AZ: Spesifik olandan başlayayım. Ayağımı burktuğum için son bir hafta beni çok zorladı. Sırası gelmişken bana geçmiş olsun diyen tüm takipçilerime (?) teşekkürlerimi yolluyorum. Bunun haricinde, genel olarak beni zorlayan şeylerden birisi alışveriş yapmak oldu. Alışveriş yaparken alacağım şeyin burada mı daha uygun, Türkiye'de mi daha uygun olduğuna karar vermek zor gerçekten. Ayrıca marketlerde de çok fazla çikolata seçeneği var.

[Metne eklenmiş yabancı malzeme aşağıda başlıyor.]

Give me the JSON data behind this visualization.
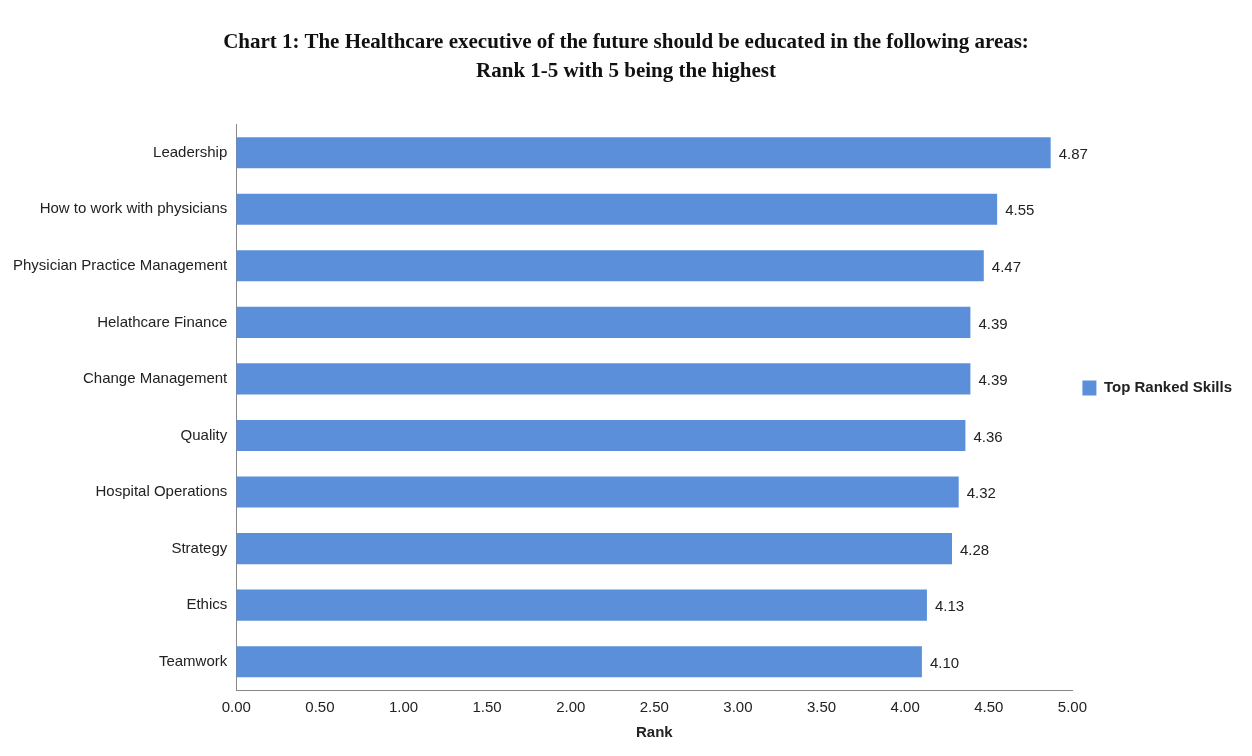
{
  "chart_data": {
    "type": "bar",
    "orientation": "horizontal",
    "title": "Chart 1: The Healthcare executive of the future should be educated in the following areas:",
    "subtitle": "Rank 1-5 with 5 being the highest",
    "xlabel": "Rank",
    "categories": [
      "Leadership",
      "How to work with physicians",
      "Physician Practice Management",
      "Helathcare Finance",
      "Change Management",
      "Quality",
      "Hospital Operations",
      "Strategy",
      "Ethics",
      "Teamwork"
    ],
    "series": [
      {
        "name": "Top Ranked Skills",
        "color": "#5b8fd9",
        "values": [
          4.87,
          4.55,
          4.47,
          4.39,
          4.39,
          4.36,
          4.32,
          4.28,
          4.13,
          4.1
        ],
        "value_labels": [
          "4.87",
          "4.55",
          "4.47",
          "4.39",
          "4.39",
          "4.36",
          "4.32",
          "4.28",
          "4.13",
          "4.10"
        ]
      }
    ],
    "xlim": [
      0,
      5
    ],
    "xticks": [
      {
        "value": 0,
        "label": "0.00"
      },
      {
        "value": 0.5,
        "label": "0.50"
      },
      {
        "value": 1,
        "label": "1.00"
      },
      {
        "value": 1.5,
        "label": "1.50"
      },
      {
        "value": 2,
        "label": "2.00"
      },
      {
        "value": 2.5,
        "label": "2.50"
      },
      {
        "value": 3,
        "label": "3.00"
      },
      {
        "value": 3.5,
        "label": "3.50"
      },
      {
        "value": 4,
        "label": "4.00"
      },
      {
        "value": 4.5,
        "label": "4.50"
      },
      {
        "value": 5,
        "label": "5.00"
      }
    ],
    "grid": false,
    "legend": "right"
  }
}
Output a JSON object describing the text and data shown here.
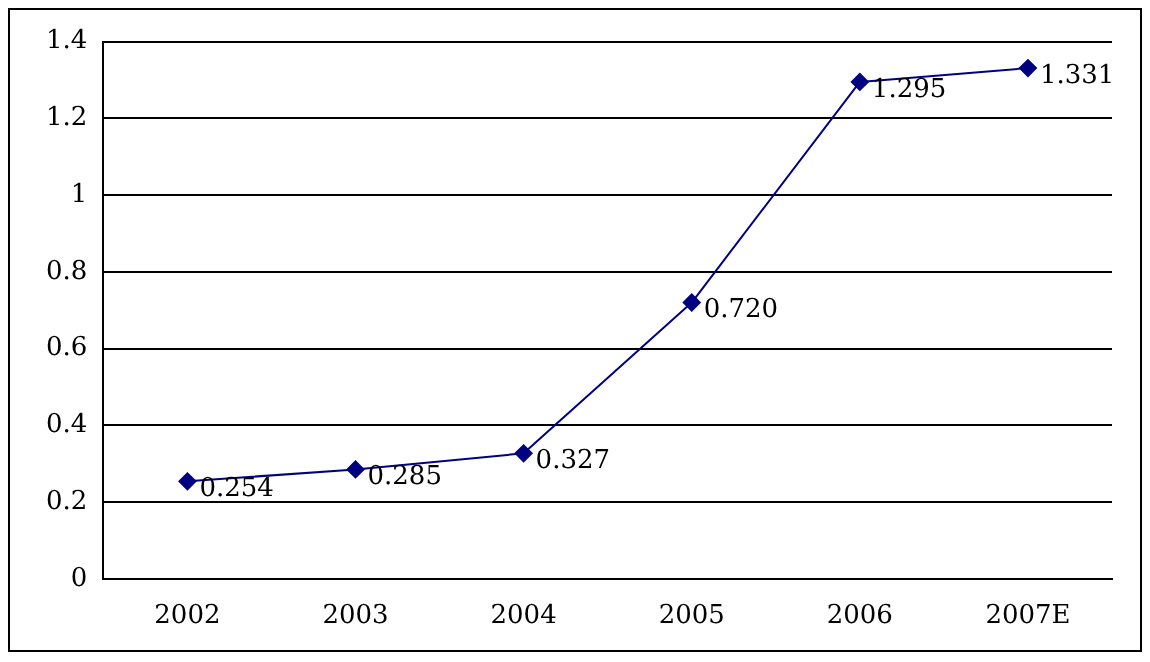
{
  "chart_data": {
    "type": "line",
    "categories": [
      "2002",
      "2003",
      "2004",
      "2005",
      "2006",
      "2007E"
    ],
    "series": [
      {
        "color": "#000080",
        "values": [
          0.254,
          0.285,
          0.327,
          0.72,
          1.295,
          1.331
        ],
        "value_labels": [
          "0.254",
          "0.285",
          "0.327",
          "0.720",
          "1.295",
          "1.331"
        ]
      }
    ],
    "ylim": [
      0,
      1.4
    ],
    "yticks": [
      0,
      0.2,
      0.4,
      0.6,
      0.8,
      1,
      1.2,
      1.4
    ],
    "grid": "y",
    "marker": "diamond",
    "line_style": "solid",
    "legend": false
  }
}
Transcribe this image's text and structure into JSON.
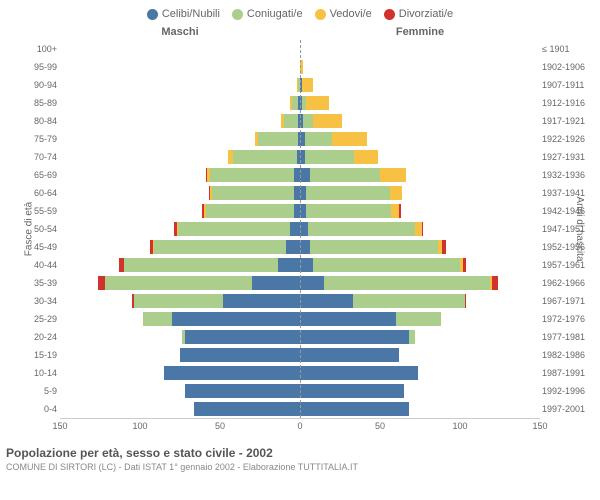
{
  "legend": [
    {
      "label": "Celibi/Nubili",
      "color": "#4b77a7"
    },
    {
      "label": "Coniugati/e",
      "color": "#abce8c"
    },
    {
      "label": "Vedovi/e",
      "color": "#f7c244"
    },
    {
      "label": "Divorziati/e",
      "color": "#d1322c"
    }
  ],
  "header": {
    "left": "Maschi",
    "right": "Femmine"
  },
  "y_title_left": "Fasce di età",
  "y_title_right": "Anni di nascita",
  "age_groups": [
    "100+",
    "95-99",
    "90-94",
    "85-89",
    "80-84",
    "75-79",
    "70-74",
    "65-69",
    "60-64",
    "55-59",
    "50-54",
    "45-49",
    "40-44",
    "35-39",
    "30-34",
    "25-29",
    "20-24",
    "15-19",
    "10-14",
    "5-9",
    "0-4"
  ],
  "birth_years": [
    "≤ 1901",
    "1902-1906",
    "1907-1911",
    "1912-1916",
    "1917-1921",
    "1922-1926",
    "1927-1931",
    "1932-1936",
    "1937-1941",
    "1942-1946",
    "1947-1951",
    "1952-1956",
    "1957-1961",
    "1962-1966",
    "1967-1971",
    "1972-1976",
    "1977-1981",
    "1982-1986",
    "1987-1991",
    "1992-1996",
    "1997-2001"
  ],
  "xlim": 150,
  "xticks_left": [
    150,
    100,
    50,
    0
  ],
  "xticks_right": [
    0,
    50,
    100,
    150
  ],
  "colors": {
    "single": "#4b77a7",
    "married": "#abce8c",
    "widowed": "#f7c244",
    "divorced": "#d1322c",
    "grid": "#cccccc",
    "bg": "#ffffff"
  },
  "data": [
    {
      "m": {
        "s": 0,
        "c": 0,
        "w": 0,
        "d": 0
      },
      "f": {
        "s": 0,
        "c": 0,
        "w": 0,
        "d": 0
      }
    },
    {
      "m": {
        "s": 0,
        "c": 0,
        "w": 0,
        "d": 0
      },
      "f": {
        "s": 0,
        "c": 0,
        "w": 2,
        "d": 0
      }
    },
    {
      "m": {
        "s": 0,
        "c": 1,
        "w": 1,
        "d": 0
      },
      "f": {
        "s": 1,
        "c": 0,
        "w": 7,
        "d": 0
      }
    },
    {
      "m": {
        "s": 1,
        "c": 4,
        "w": 1,
        "d": 0
      },
      "f": {
        "s": 1,
        "c": 3,
        "w": 14,
        "d": 0
      }
    },
    {
      "m": {
        "s": 1,
        "c": 9,
        "w": 2,
        "d": 0
      },
      "f": {
        "s": 2,
        "c": 6,
        "w": 18,
        "d": 0
      }
    },
    {
      "m": {
        "s": 1,
        "c": 25,
        "w": 2,
        "d": 0
      },
      "f": {
        "s": 3,
        "c": 17,
        "w": 22,
        "d": 0
      }
    },
    {
      "m": {
        "s": 2,
        "c": 40,
        "w": 3,
        "d": 0
      },
      "f": {
        "s": 3,
        "c": 31,
        "w": 15,
        "d": 0
      }
    },
    {
      "m": {
        "s": 4,
        "c": 52,
        "w": 2,
        "d": 1
      },
      "f": {
        "s": 6,
        "c": 44,
        "w": 16,
        "d": 0
      }
    },
    {
      "m": {
        "s": 4,
        "c": 51,
        "w": 1,
        "d": 1
      },
      "f": {
        "s": 4,
        "c": 52,
        "w": 8,
        "d": 0
      }
    },
    {
      "m": {
        "s": 4,
        "c": 55,
        "w": 1,
        "d": 1
      },
      "f": {
        "s": 4,
        "c": 53,
        "w": 5,
        "d": 1
      }
    },
    {
      "m": {
        "s": 6,
        "c": 70,
        "w": 1,
        "d": 2
      },
      "f": {
        "s": 5,
        "c": 67,
        "w": 4,
        "d": 1
      }
    },
    {
      "m": {
        "s": 9,
        "c": 82,
        "w": 1,
        "d": 2
      },
      "f": {
        "s": 6,
        "c": 80,
        "w": 3,
        "d": 2
      }
    },
    {
      "m": {
        "s": 14,
        "c": 96,
        "w": 0,
        "d": 3
      },
      "f": {
        "s": 8,
        "c": 92,
        "w": 2,
        "d": 2
      }
    },
    {
      "m": {
        "s": 30,
        "c": 92,
        "w": 0,
        "d": 4
      },
      "f": {
        "s": 15,
        "c": 104,
        "w": 1,
        "d": 4
      }
    },
    {
      "m": {
        "s": 48,
        "c": 56,
        "w": 0,
        "d": 1
      },
      "f": {
        "s": 33,
        "c": 70,
        "w": 0,
        "d": 1
      }
    },
    {
      "m": {
        "s": 80,
        "c": 18,
        "w": 0,
        "d": 0
      },
      "f": {
        "s": 60,
        "c": 28,
        "w": 0,
        "d": 0
      }
    },
    {
      "m": {
        "s": 72,
        "c": 2,
        "w": 0,
        "d": 0
      },
      "f": {
        "s": 68,
        "c": 4,
        "w": 0,
        "d": 0
      }
    },
    {
      "m": {
        "s": 75,
        "c": 0,
        "w": 0,
        "d": 0
      },
      "f": {
        "s": 62,
        "c": 0,
        "w": 0,
        "d": 0
      }
    },
    {
      "m": {
        "s": 85,
        "c": 0,
        "w": 0,
        "d": 0
      },
      "f": {
        "s": 74,
        "c": 0,
        "w": 0,
        "d": 0
      }
    },
    {
      "m": {
        "s": 72,
        "c": 0,
        "w": 0,
        "d": 0
      },
      "f": {
        "s": 65,
        "c": 0,
        "w": 0,
        "d": 0
      }
    },
    {
      "m": {
        "s": 66,
        "c": 0,
        "w": 0,
        "d": 0
      },
      "f": {
        "s": 68,
        "c": 0,
        "w": 0,
        "d": 0
      }
    }
  ],
  "title": "Popolazione per età, sesso e stato civile - 2002",
  "subtitle": "COMUNE DI SIRTORI (LC) - Dati ISTAT 1° gennaio 2002 - Elaborazione TUTTITALIA.IT",
  "fontsize": {
    "legend": 11,
    "axis": 9,
    "title": 12,
    "subtitle": 9
  }
}
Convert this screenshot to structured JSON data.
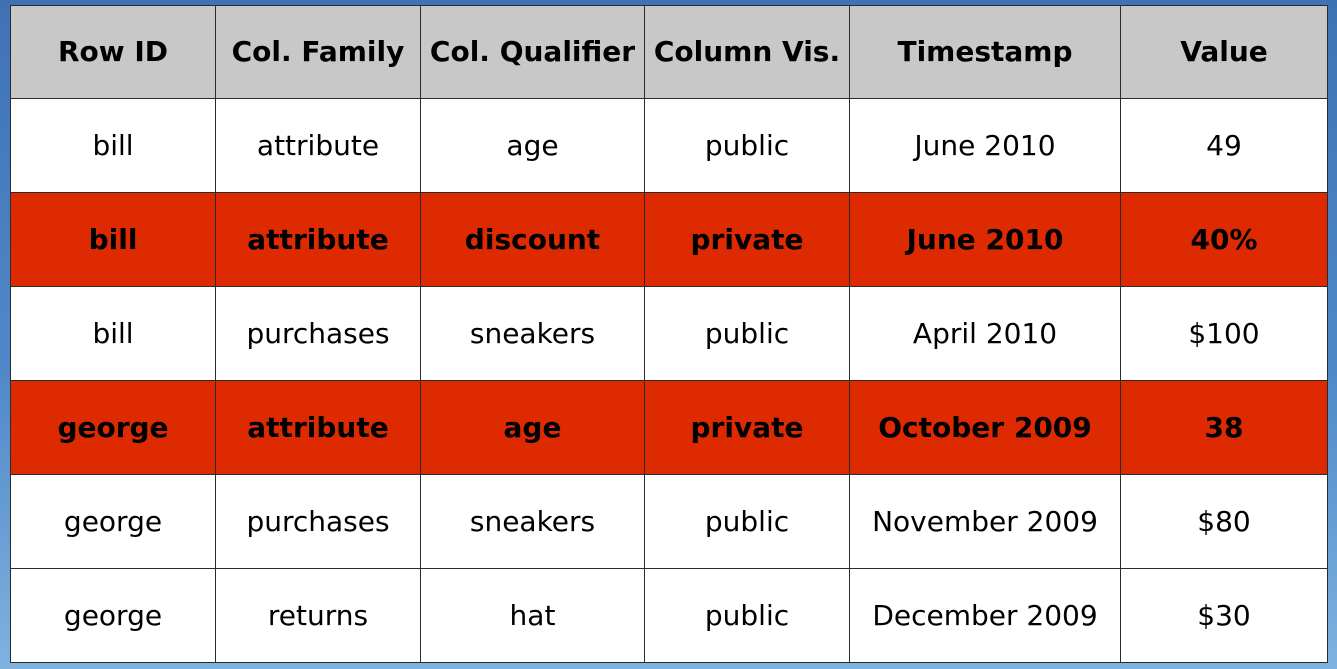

Bu da beni zorluyor, hangisini seçeceğine bir türlü karar veremiyorum.
EL: Peki sizi en çok şaşırtan şey ne oldu?
AZ: Beni en çok şaşırtan şey, okulların kantinlerinde, hatta bazı küçük marketlerde normal suyun satılmaması oldu. Sadece “mineralwasser” dedikleri asitli sular satılıyor ve Almanlar sürekli bu suyu içiyorlar. Bu beni çok şaşırtmıştı.
EL: Teşekkür ederim. Şimdi de Frankfurt hakkında biraz konuşalım. Dolu dolu 12 gün geçirdiğimiz bu şehirde en sevdiğiniz yer neresiydi?
AZ: Römer Meydanı en sevdiğim yerlerden birisi oldu. Çok eski tarihlere dayanıyordu oradaki evler, binalar. Bir sürü hediye dükkânı vardı. Her yer kafeler ile doluydu. Ve tabi buradaki sanat, müzik. Sokak sanatçılarını izlemek çok keyifliydi. Pandomimler vardı. Santur çalan vardı, saksafon çalan vardı, keman çalan vardı. Çok sevdim.
EL: Frankfurt'tan ayrılıyoruz. Düşünceleriniz neler?
AZ: 10 gündür burası gerçekten yuvamız haline geldi. İkimiz burada başımızın çaresine bakmayı, bir şekilde yaşamayı öğrendik. Buradan ayrıldığım için üzgünüm. Frankfurt’ta turist olmak çok hoşuma gitti.
EL: Peki sizce her seyahat eden turist midir? Ya da turist olmak için ne gerekir?
AZ: Turist olmak için o yerin tarihini öğrenmeye, orayı keşfetmeye dair içinizde bir heves olmalı. Her gezen turist olmaz bence. Biz bir sürü müze gezdik ve hakkını vererek gezdik. Bizim üç saatte gezdiğimiz müzeleri yarım saatte gezenler de vardı. Yani onlar sadece sanırım fotoğraf çekilmeye girmişlerdi. Yani her gezen turist olmuyor.
EL: Son olarak Türkiye'yi özlüyor musunuz? Öyleyse en çok neyini?
AZ:Türkiye'yi özlüyorum. Tabii ki özlüyorum. Aslında Türkçe konuşmayı özlüyorum derdim. Ama burada zaten çok Türkçe konuşan duyuyoruz. Ben ailemi özledim, arkadaşlarımı özledim.
EL: Teşekkür ederiz. Son olarak eklemek istediğiniz bir şey var mı?
AZ: Beni bloguna konuk ettiğin için ben teşekkür ederim. Son olarak şunu eklemek istiyorum, yaklaşık bir haftadır iğnelerimi Elif yapıyor ve eli gerçekten çok hafif. (Bunu kendi özgür iradesiyle söyledi.) Diyeceklerim bu kadar. Takipte kalın!